Neutering your cat: what you need to know

There are many reasons why it’s important to neuter your cat – it benefits you and them. Many people worry that neutering their pet is not natural, but it is worth remembering that keep a domesticated pet isn’t a natural situation.

/

Neutering helps control the population

Cats have the potential to get pregnant again immediately after giving birth, in fact one un-neutered female cat can be responsible for 20,000 kittens in just five years (source - Cats Protection). It’s a myth that all female cats should have at least one litter.

Neutering helps cat behaviour

Unneutered female cats will call regularly and will attract males. Unneutered male cats are likely to stray over a large area, mark their territory and are much more likely to fight. They will wander from home and may not return. Unneutered males may also spray inside the home and be aggressive to their owners.

Neutering is good for your cat’s health

Female cats who are not neutered are more likely to suffer from pyometra later in life.

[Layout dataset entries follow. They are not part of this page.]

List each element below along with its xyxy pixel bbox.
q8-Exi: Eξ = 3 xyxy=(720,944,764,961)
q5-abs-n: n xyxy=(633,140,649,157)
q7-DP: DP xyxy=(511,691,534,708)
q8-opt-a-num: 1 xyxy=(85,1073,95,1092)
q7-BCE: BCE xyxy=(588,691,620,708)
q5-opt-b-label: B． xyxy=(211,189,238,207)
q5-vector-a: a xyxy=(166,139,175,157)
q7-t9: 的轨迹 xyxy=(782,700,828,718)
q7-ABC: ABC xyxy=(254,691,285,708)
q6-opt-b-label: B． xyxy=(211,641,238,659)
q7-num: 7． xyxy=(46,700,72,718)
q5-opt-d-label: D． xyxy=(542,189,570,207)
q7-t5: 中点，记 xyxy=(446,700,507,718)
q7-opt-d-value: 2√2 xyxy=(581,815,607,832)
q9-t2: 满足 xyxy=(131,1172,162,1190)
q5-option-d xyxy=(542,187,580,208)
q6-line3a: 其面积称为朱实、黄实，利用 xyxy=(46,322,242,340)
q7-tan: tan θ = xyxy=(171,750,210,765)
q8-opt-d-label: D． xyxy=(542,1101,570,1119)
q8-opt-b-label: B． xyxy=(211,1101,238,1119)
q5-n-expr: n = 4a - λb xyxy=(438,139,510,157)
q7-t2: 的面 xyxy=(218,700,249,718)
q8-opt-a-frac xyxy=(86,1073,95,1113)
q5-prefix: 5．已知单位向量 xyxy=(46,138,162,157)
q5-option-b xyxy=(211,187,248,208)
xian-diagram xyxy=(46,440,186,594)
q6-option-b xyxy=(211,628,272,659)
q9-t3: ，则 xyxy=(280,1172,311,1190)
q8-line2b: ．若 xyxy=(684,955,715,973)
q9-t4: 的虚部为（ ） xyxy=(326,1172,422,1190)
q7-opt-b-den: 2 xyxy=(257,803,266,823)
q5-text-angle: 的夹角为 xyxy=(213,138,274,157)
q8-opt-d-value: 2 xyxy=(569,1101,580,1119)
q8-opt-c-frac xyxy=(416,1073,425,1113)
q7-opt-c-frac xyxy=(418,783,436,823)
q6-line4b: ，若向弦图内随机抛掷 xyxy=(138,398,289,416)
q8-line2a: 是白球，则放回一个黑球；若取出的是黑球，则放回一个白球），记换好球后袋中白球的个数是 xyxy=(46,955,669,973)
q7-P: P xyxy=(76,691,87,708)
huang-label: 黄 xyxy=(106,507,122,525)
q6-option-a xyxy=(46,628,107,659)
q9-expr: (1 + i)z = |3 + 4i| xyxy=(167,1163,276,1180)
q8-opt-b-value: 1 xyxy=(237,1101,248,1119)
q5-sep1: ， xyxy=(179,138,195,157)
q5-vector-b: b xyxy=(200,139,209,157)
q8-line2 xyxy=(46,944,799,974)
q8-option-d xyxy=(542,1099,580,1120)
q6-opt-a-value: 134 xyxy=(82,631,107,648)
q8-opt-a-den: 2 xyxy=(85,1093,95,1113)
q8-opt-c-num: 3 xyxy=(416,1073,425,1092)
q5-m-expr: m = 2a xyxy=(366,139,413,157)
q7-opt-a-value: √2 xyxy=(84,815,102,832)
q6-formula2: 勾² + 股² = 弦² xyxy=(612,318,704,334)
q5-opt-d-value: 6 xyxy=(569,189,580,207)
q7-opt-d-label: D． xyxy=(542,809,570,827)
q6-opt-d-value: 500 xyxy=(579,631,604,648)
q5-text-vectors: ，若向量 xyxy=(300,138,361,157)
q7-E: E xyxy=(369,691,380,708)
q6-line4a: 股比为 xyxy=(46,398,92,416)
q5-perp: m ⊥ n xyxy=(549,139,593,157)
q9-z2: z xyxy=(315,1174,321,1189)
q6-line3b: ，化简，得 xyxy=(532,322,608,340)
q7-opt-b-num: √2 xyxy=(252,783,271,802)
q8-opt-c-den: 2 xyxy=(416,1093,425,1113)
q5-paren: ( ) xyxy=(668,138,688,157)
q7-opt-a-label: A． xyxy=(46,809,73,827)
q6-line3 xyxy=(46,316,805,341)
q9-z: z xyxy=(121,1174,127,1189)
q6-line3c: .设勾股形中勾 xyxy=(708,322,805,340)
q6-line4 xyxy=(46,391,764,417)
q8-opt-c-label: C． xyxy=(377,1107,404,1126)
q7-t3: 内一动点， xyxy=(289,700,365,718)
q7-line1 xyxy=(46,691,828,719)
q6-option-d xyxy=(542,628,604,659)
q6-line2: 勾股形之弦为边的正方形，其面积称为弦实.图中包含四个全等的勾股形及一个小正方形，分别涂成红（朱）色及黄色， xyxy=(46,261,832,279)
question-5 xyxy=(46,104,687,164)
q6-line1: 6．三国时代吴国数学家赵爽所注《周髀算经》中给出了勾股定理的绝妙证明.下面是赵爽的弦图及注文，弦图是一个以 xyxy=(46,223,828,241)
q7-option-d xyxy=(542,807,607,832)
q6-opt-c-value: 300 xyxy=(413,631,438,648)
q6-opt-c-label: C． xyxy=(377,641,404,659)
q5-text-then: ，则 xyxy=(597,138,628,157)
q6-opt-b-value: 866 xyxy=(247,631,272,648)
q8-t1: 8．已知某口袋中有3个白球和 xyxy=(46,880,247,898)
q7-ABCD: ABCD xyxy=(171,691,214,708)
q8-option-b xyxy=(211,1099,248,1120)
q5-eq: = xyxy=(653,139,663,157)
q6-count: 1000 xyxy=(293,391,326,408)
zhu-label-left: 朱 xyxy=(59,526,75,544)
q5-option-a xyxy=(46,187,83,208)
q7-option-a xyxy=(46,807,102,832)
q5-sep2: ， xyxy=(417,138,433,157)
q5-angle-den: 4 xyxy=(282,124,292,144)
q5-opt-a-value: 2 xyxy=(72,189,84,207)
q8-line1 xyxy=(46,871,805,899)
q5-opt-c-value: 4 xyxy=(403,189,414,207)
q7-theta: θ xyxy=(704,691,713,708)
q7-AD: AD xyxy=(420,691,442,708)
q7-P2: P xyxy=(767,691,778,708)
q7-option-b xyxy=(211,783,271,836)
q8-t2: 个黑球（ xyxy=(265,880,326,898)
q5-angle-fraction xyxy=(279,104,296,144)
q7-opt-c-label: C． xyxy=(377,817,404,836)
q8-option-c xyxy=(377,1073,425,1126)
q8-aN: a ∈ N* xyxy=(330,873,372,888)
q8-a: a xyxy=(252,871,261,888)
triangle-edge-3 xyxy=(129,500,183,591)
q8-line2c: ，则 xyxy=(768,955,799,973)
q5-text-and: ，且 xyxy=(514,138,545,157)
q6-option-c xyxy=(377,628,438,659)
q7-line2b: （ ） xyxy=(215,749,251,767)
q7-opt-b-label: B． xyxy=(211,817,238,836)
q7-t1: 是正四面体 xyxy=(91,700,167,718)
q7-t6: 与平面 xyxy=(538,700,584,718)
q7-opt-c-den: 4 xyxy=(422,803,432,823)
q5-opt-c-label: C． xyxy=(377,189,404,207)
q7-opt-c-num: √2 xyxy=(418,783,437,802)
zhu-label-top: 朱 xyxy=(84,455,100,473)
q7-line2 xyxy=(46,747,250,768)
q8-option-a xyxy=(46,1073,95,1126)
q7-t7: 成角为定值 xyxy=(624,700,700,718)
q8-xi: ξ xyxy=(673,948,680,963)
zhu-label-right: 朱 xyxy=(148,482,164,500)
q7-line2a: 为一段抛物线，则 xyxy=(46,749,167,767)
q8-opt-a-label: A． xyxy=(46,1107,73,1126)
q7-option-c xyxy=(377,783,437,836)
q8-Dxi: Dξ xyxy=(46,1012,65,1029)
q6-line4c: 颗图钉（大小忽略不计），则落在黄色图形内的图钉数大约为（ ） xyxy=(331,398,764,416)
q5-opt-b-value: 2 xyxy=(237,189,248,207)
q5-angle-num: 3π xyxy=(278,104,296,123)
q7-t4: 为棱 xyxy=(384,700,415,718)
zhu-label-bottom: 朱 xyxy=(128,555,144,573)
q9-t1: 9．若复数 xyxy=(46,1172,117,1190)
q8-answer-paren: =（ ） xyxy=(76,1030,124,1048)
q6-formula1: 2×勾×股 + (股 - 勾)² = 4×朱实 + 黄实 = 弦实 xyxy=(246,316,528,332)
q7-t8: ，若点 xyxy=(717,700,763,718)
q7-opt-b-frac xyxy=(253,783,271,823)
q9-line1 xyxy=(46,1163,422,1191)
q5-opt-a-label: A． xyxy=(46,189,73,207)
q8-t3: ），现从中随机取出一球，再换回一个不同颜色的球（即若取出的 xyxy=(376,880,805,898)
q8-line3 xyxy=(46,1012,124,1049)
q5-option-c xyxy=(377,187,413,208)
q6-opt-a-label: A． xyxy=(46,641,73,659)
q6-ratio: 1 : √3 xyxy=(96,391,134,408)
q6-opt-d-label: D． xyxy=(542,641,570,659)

Mothers with infectious diseases may pass these on to their kittens. Pregnancy and birth are also not without risk.

Fighting males are much more likely to spread diseases such as FIV and FeLV to other cats. They are also likely to suffer from fight injuries such as abscesses. Because they wander over a large area they are also at greater risk of suffering road traffic accidents.

Also, unwanted kittens may not be cared for and are likely to suffer from various infectious diseases such as cat flu.

When to neuter your cat

Your cat should be neutered by four months of age. It is important to neuter female cats before the first season in order to keep the cat population under control.

Historically there have been concerns about neutering younger than six months, however modern veterinary techniques have reduced the risks of operating on young kittens, and studies into growth and development show no problems in neutering cats before puberty.

Care after neutering

  • You will probably see some redness, swelling and bruising around your cat’s scrotum and incision wounds after the operation. The scrotum will not shrink as soon as the testicles are removed, it will take time to reduce in size
  • Look for excessive, dark purple bruising or hardened swelling
  • In a routine cat castration, it is standard procedure to allow the incision wounds to heal by themselves.

If your cat has had an operation and you’re concerned about anything, contact your vet immediately.